By obtaining a patent, the inventor can prevent others from using, making, or selling the invention without their permission. This gives the inventor a competitive advantage in the marketplace and the ability to profit from their invention.
Further, patents encourage innovation by providing an incentive for inventors to invest time and resources into developing new technologies and products. This is because patents let inventors be assured that they will have a period of exclusive rights to their invention which gives them time to recoup their investment and make a profit.
Additionally, the public benefits from patents because the patent holder must disclose the details of the invention in their patent application. This information can be used by others to build upon the invention and create new and improved products or technologies.
Overall, the purpose of a patent is to promote innovation and progress by protecting and incentivizing inventors and providing the public with access to new ideas and information.
A Brief History of Patents
The history of patents dates back several centuries, with some of the earliest recorded examples of exclusive rights granted to inventors dating back to ancient Greece and Rome. However, the modern patent system as we know it today began to take shape in Europe during the 16th and 17th centuries and became a reality in the United States in 1790.
In 1474, the Republic of Venice granted the first known patent. This patent was a 10-year exclusive right to a new invention known as the “bottacino” which is essentially a flat-bottomed boat that could be propelled by a set of oars. This grant of exclusive rights to an invention set a precedent. In the following centuries, other European countries began to develop their own systems for granting exclusive rights to inventors, and by the 18th century, the concept of patents had spread to other parts of the world including the United States.

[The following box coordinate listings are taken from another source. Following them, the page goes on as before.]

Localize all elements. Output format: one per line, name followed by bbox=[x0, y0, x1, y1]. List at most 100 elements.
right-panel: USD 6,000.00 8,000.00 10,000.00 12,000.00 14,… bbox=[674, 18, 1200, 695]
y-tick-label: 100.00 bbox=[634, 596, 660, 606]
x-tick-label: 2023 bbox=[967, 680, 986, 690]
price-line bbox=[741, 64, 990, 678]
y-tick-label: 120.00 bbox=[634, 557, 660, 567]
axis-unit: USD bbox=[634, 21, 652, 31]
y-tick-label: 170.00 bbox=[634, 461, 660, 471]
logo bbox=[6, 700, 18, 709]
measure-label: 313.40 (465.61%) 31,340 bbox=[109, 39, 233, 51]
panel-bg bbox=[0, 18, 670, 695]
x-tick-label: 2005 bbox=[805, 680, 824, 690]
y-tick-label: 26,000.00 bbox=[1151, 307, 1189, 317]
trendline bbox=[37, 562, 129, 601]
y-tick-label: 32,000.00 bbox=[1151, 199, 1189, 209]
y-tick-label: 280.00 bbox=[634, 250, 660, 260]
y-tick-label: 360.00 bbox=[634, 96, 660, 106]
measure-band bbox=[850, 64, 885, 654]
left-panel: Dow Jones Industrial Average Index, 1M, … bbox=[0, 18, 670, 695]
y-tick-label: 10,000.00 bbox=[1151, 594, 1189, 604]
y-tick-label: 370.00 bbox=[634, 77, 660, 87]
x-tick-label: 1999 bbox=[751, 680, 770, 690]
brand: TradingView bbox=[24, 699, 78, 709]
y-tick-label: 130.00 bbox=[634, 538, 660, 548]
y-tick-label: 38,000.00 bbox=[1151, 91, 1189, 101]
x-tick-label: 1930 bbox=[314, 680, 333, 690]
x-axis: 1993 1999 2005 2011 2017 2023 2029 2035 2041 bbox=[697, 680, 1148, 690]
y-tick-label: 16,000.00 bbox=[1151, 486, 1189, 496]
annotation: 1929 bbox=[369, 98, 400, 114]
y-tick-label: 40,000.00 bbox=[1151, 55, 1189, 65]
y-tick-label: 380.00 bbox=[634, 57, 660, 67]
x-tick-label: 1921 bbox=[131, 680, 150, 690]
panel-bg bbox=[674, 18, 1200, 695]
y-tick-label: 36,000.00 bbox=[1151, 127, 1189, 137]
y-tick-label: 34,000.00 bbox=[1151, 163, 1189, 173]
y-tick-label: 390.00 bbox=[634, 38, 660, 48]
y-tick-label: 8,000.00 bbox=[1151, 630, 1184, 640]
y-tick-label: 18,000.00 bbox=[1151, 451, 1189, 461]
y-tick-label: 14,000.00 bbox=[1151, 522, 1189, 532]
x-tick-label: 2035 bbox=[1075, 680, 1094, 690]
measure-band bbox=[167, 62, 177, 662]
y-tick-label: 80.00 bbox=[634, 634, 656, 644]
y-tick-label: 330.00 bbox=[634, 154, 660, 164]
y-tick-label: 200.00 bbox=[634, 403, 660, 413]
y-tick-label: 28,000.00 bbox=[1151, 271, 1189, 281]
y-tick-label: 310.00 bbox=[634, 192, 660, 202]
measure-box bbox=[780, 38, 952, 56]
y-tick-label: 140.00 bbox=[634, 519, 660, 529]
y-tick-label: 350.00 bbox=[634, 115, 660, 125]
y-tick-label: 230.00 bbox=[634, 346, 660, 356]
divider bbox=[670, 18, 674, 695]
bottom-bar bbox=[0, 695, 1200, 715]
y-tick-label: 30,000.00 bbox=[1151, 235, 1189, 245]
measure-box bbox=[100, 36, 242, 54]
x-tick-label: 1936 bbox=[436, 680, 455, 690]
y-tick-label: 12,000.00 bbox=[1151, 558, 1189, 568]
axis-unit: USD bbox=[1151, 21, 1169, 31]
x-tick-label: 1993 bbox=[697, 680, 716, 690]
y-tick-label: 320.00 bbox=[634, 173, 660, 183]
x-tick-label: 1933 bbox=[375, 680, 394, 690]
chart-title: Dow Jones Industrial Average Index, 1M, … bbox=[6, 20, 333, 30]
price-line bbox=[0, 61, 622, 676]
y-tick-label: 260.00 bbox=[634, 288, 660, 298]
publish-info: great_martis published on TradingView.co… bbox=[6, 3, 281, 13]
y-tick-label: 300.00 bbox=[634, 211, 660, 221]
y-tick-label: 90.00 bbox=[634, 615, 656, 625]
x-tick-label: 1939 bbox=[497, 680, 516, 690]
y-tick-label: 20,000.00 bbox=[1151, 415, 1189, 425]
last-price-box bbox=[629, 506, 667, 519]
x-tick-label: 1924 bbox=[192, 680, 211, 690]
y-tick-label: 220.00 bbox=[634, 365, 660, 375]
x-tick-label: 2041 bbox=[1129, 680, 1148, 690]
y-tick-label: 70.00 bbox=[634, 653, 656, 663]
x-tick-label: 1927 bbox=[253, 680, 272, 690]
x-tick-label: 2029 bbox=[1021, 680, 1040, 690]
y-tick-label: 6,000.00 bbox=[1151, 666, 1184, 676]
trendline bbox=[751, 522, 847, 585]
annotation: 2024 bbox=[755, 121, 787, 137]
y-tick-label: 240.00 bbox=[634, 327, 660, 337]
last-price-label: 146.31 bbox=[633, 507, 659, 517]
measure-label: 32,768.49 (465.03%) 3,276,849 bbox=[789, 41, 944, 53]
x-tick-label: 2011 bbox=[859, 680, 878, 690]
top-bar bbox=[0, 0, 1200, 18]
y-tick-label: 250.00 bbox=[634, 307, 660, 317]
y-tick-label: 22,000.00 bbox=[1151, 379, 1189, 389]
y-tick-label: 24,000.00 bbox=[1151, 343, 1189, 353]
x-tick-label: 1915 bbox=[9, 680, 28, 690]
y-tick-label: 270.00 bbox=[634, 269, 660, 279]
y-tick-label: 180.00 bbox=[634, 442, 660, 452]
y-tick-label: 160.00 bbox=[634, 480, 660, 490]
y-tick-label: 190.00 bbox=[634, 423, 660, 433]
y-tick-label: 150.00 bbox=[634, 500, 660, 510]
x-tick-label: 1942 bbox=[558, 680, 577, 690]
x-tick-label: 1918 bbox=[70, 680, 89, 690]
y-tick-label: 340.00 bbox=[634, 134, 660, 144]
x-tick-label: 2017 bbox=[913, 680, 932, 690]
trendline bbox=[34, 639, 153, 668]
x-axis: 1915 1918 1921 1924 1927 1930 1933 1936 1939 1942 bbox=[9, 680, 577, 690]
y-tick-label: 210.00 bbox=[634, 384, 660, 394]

In the United States, the first patent law was passed in 1790 which granted inventors the exclusive right to their discoveries and inventions for a period of 14 years. Over the years, the U.S. patent system has evolved and expanded with new laws and regulations being put in place to ensure that patents are granted to truly novel and non-obvious inventions that advance the state of the art. The U.S. system set the example for the development of patent systems in most other countries of the world.
Today, patents are an important aspect of the modern economy. They provide inventors with the legal protections and incentives they need to invest in research and development and to bring new and innovative products and technologies to market. Patents are granted for a wide range of inventions from pharmaceuticals and medical devices to software and computer hardware. The patent system will continue to evolve to align with the changing needs of inventors and society as a whole.